Evet, zırhlı araçla gittik, 2 de profesyonel koruma eşlik etti. Konferans salonu çevresinde tertibat aldılar, çatılara falan adamlar koymuşlardı. Herhangi bir durumda nereden tahliye edeceğiz, bir durum olduğunda hangi kapıdan çıkılacak, arkada araba bekleyecek vs. planlamalar yaptılar. Toplantı yerini de gizli tuttular.
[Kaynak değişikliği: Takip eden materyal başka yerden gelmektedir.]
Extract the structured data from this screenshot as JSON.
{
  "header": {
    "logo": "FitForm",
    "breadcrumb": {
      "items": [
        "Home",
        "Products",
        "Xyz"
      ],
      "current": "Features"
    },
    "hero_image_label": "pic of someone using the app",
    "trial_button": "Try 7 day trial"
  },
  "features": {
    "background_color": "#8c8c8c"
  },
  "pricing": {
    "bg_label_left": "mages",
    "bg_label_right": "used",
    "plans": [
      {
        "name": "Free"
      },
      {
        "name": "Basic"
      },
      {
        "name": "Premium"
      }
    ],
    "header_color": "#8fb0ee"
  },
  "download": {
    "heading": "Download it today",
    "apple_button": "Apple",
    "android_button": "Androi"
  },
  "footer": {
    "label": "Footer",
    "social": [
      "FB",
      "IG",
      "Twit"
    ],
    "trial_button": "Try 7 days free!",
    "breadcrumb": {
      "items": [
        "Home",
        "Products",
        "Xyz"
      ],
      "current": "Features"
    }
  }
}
– Katılımı olumsuz etkiledi mi?
Tam tersi oldu. En coşkulu ve kalabalık toplantı orada oldu. 4 saat sürdü, kesmek zorunda kaldık, kiraladıkları süre bitti. Zaman olsa, bir 4 saat daha konuşurduk. Büyük bir tepki birikmiş, insanlar bir patlama noktasına gelmişler. Bir de 24 Nisan’dan 2 gün sonraydı. Orada 24 Nisan’da Ermeniler eylem yapacağından dolayı ABD’de birçok yerde konsolosluk ya da büyükelçilik önlerinde Türkler nöbet tuttular. Tam 24 Nisan’da da konsolosluk önünde duran nöbetçi Türklere karşı yumurtalar atmışlar, küfür etmişler…
ANNE BİZ BARBAR MIYIZ?
– Birikim dediniz, neye karşı tepki birikmiş? Türklere ayrımcılık mı yapılıyor?
Sadece Amerika değil, Avrupa’da da Batı’daki Türklerin en çok yakındıkları konu çocuklarıyla ilgili sorunlar. Mesela 8-10, ya da 13-14 yaşındaki çocuk derse giriyor, “Türkler 1,5 milyon Ermeniyi katletti, öldürdü” diye ders dinliyor. “Bunlar barbar” diyen öğretmeni dinliyor. Çocuk evine ağlayarak geliyor. “Biz 1,5 milyon insanı mı katlettik?” Ya da “Biz barbar mıyız” diye soruyor.
– Türklere karşı bir tür ırkçılık mı?
Ermeni soykırımı iddiaları ve bu yönde çıkan kanunlar, batıda Türklere karşı ırkçılığı körüklüyor. Avrupa’da ekonomik bir kriz olduğu zaman ilk gözden çıkartılacak kesim Türkler. Hele ki, en son Charlie Hebdo olayından sonra bir İslamofobi körüklendi, üzerine de soykırımcı, barbar Türkler söylemi, yeni Solingenlerin zemini döşeniyor. Batıdaki Türkler, Türkiye’deki Türklerden çok daha muzdarip, çünkü toplumsal hayatta bire bir yaşıyorlar.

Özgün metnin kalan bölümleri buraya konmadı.